It looks like rumors must have abounded in regards to Yahoo!’s acquisition of flickr before the deal was final. The deal was announced late on March 20th, but Yahoo!’s buzz game was hopping by around the 16th. If you look at the chart here, you’ll see that the trading price shot up from 10 to 20 in the days preceding the deal. Unfortunately for those who made the bets, the underlying statistics that set the payoff are searches on Yahoo!, which didn’t respond until the 21st. The masses didn’t know about the rumors, but should have been paying attention to Yahoo!’s buzz.
The data from March 25 to April 1 is missing (hence straight lines between those dates) because Yahoo! had to reset the markets after participants discovered ways to turn the market maker into a money pump. Yahoo! first mentioned the problem on March 29, and made a couple of changes over the next few days before settling on a new pricing mechanism: prices are proportional to shares outstanding rather than to stock market cap.
The black lines on the graph show times when the buzz game’s management reset values to correspond to the underlying fundamentals. They readjusted that way before the changes; now they pay out cash dividends proportional to current “buzz.”
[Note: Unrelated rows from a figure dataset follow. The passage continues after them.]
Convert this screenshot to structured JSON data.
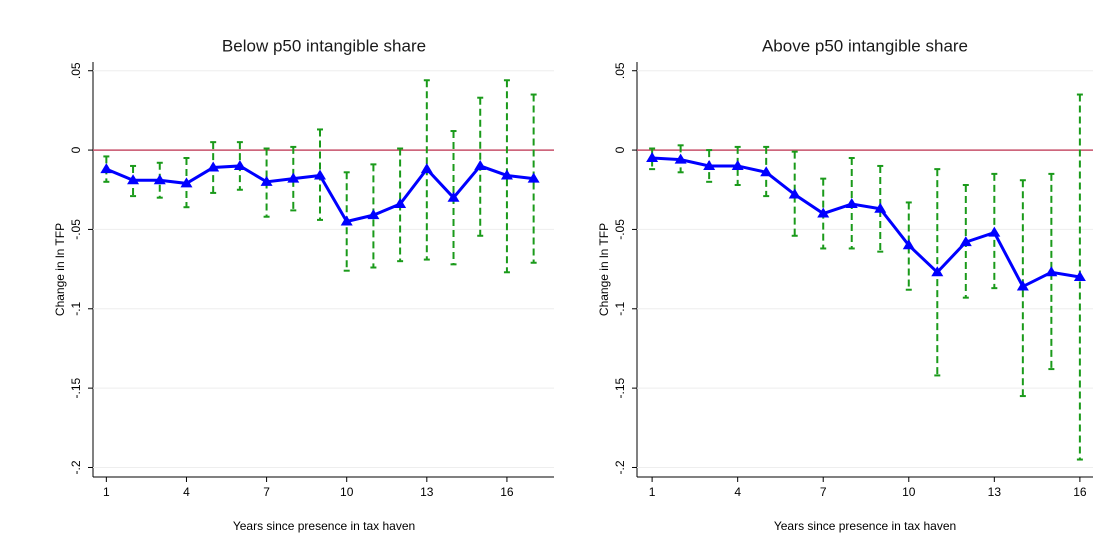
{
  "chart_data": [
    {
      "type": "line",
      "title": "Below p50 intangible share",
      "xlabel": "Years since presence in tax haven",
      "ylabel": "Change in ln TFP",
      "x": [
        1,
        2,
        3,
        4,
        5,
        6,
        7,
        8,
        9,
        10,
        11,
        12,
        13,
        14,
        15,
        16,
        17
      ],
      "series": [
        {
          "color": "#0000ff",
          "values": [
            -0.012,
            -0.019,
            -0.019,
            -0.021,
            -0.011,
            -0.01,
            -0.02,
            -0.018,
            -0.016,
            -0.045,
            -0.041,
            -0.034,
            -0.012,
            -0.03,
            -0.01,
            -0.016,
            -0.018
          ],
          "upper": [
            -0.004,
            -0.01,
            -0.008,
            -0.005,
            0.005,
            0.005,
            0.001,
            0.002,
            0.013,
            -0.014,
            -0.009,
            0.001,
            0.044,
            0.012,
            0.033,
            0.044,
            0.035
          ],
          "lower": [
            -0.02,
            -0.029,
            -0.03,
            -0.036,
            -0.027,
            -0.025,
            -0.042,
            -0.038,
            -0.044,
            -0.076,
            -0.074,
            -0.07,
            -0.069,
            -0.072,
            -0.054,
            -0.077,
            -0.071
          ],
          "error_color": "#1a9a1a"
        }
      ],
      "hline": 0,
      "hline_color": "#c8506a",
      "xlim": [
        0.5,
        17.8
      ],
      "xticks": [
        1,
        4,
        7,
        10,
        13,
        16
      ],
      "ylim": [
        -0.206,
        0.0555
      ],
      "yticks": [
        {
          "value": 0.05,
          "label": ".05"
        },
        0,
        {
          "value": -0.05,
          "label": "-.05"
        },
        {
          "value": -0.1,
          "label": "-.1"
        },
        {
          "value": -0.15,
          "label": "-.15"
        },
        {
          "value": -0.2,
          "label": "-.2"
        }
      ],
      "grid": true
    },
    {
      "type": "line",
      "title": "Above p50 intangible share",
      "xlabel": "Years since presence in tax haven",
      "ylabel": "Change in ln TFP",
      "x": [
        1,
        2,
        3,
        4,
        5,
        6,
        7,
        8,
        9,
        10,
        11,
        12,
        13,
        14,
        15,
        16
      ],
      "series": [
        {
          "color": "#0000ff",
          "values": [
            -0.005,
            -0.006,
            -0.01,
            -0.01,
            -0.014,
            -0.028,
            -0.04,
            -0.034,
            -0.037,
            -0.06,
            -0.077,
            -0.058,
            -0.052,
            -0.086,
            -0.077,
            -0.08
          ],
          "upper": [
            0.001,
            0.003,
            0,
            0.002,
            0.002,
            -0.001,
            -0.018,
            -0.005,
            -0.01,
            -0.033,
            -0.012,
            -0.022,
            -0.015,
            -0.019,
            -0.015,
            0.035
          ],
          "lower": [
            -0.012,
            -0.014,
            -0.02,
            -0.022,
            -0.029,
            -0.054,
            -0.062,
            -0.062,
            -0.064,
            -0.088,
            -0.142,
            -0.093,
            -0.087,
            -0.155,
            -0.138,
            -0.195
          ],
          "error_color": "#1a9a1a"
        }
      ],
      "hline": 0,
      "hline_color": "#c8506a",
      "xlim": [
        0.47,
        16.46
      ],
      "xticks": [
        1,
        4,
        7,
        10,
        13,
        16
      ],
      "ylim": [
        -0.206,
        0.0555
      ],
      "yticks": [
        {
          "value": 0.05,
          "label": ".05"
        },
        0,
        {
          "value": -0.05,
          "label": "-.05"
        },
        {
          "value": -0.1,
          "label": "-.1"
        },
        {
          "value": -0.15,
          "label": "-.15"
        },
        {
          "value": -0.2,
          "label": "-.2"
        }
      ],
      "grid": true
    }
  ]
}
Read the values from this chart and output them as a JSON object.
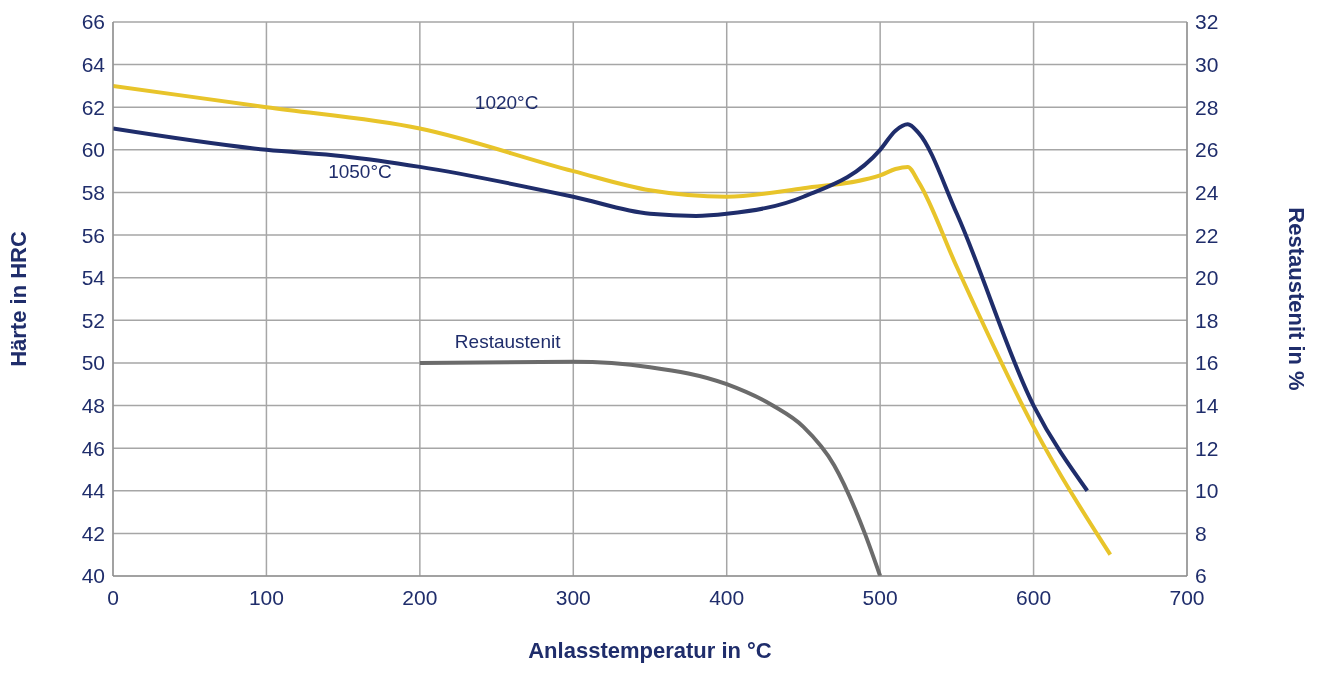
{
  "chart_data": {
    "type": "line",
    "xlabel": "Anlasstemperatur in °C",
    "ylabel": "Härte in HRC",
    "y2label": "Restaustenit in %",
    "xlim": [
      0,
      700
    ],
    "xticks": [
      0,
      100,
      200,
      300,
      400,
      500,
      600,
      700
    ],
    "ylim": [
      40,
      66
    ],
    "yticks": [
      40,
      42,
      44,
      46,
      48,
      50,
      52,
      54,
      56,
      58,
      60,
      62,
      64,
      66
    ],
    "y2lim": [
      6,
      32
    ],
    "y2ticks": [
      6,
      8,
      10,
      12,
      14,
      16,
      18,
      20,
      22,
      24,
      26,
      28,
      30,
      32
    ],
    "grid": true,
    "marker": "none",
    "line_style": "solid",
    "series": [
      {
        "name": "1020°C",
        "color": "#e8c42a",
        "x": [
          0,
          100,
          200,
          300,
          350,
          400,
          450,
          500,
          510,
          518,
          525,
          550,
          600,
          650
        ],
        "values": [
          63,
          62,
          61,
          59,
          58.1,
          57.8,
          58.2,
          58.8,
          59.1,
          59.2,
          58.5,
          54.5,
          47,
          41
        ]
      },
      {
        "name": "1050°C",
        "color": "#1f2d6b",
        "x": [
          0,
          100,
          150,
          200,
          300,
          350,
          380,
          400,
          450,
          500,
          510,
          518,
          525,
          550,
          600,
          635
        ],
        "values": [
          61,
          60,
          59.7,
          59.2,
          57.8,
          57,
          56.9,
          57,
          57.8,
          60,
          60.9,
          61.2,
          60.8,
          57,
          48,
          44
        ]
      },
      {
        "name": "Restaustenit",
        "color": "#6b6b6b",
        "axis": "y2",
        "x": [
          200,
          300,
          350,
          400,
          430,
          450,
          470,
          490,
          500
        ],
        "values": [
          16,
          16.05,
          15.8,
          15,
          14,
          13,
          11.2,
          8,
          6
        ]
      }
    ]
  }
}
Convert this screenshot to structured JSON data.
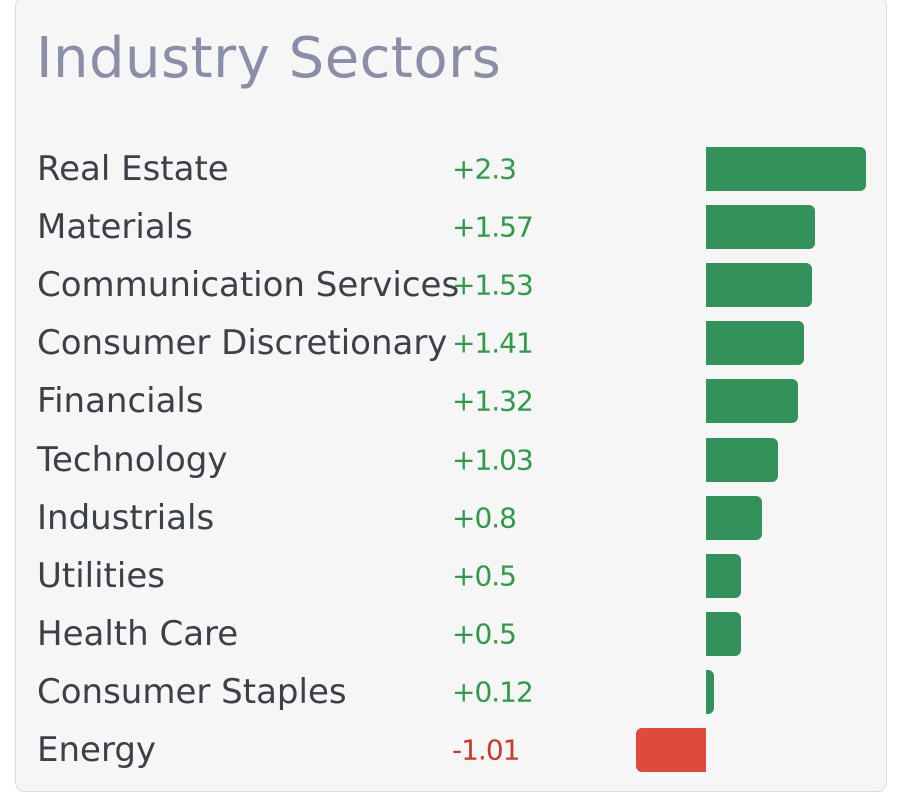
{
  "chart_data": {
    "type": "bar",
    "orientation": "horizontal",
    "title": "Industry Sectors",
    "categories": [
      "Real Estate",
      "Materials",
      "Communication Services",
      "Consumer Discretionary",
      "Financials",
      "Technology",
      "Industrials",
      "Utilities",
      "Health Care",
      "Consumer Staples",
      "Energy"
    ],
    "values": [
      2.3,
      1.57,
      1.53,
      1.41,
      1.32,
      1.03,
      0.8,
      0.5,
      0.5,
      0.12,
      -1.01
    ],
    "value_labels": [
      "+2.3",
      "+1.57",
      "+1.53",
      "+1.41",
      "+1.32",
      "+1.03",
      "+0.8",
      "+0.5",
      "+0.5",
      "+0.12",
      "-1.01"
    ],
    "xlim": [
      -1.01,
      2.3
    ],
    "grid": false,
    "legend": "none"
  },
  "colors": {
    "positive": "#32925a",
    "negative": "#e04a3c",
    "positive_text": "#2e9a4a",
    "negative_text": "#c8382c",
    "title": "#8a8ea8",
    "label": "#3c4048",
    "card_background": "#f6f6f6"
  }
}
For a while in the wake of market meltdowns, they outlawed buying more than one stock in any market, which meant the only thing you could do was bet on a single favorite in any market. Since the most common market aberration is one stock in a market being overpriced (the adherents in the game are more zealous than warranted by Yahoo’s underlying search statistics) it’s more common to want to bet against a stock than in favor. The buzz game doesn’t directly support betting against a stock–you have to buy yes in all the other stocks to get that effect.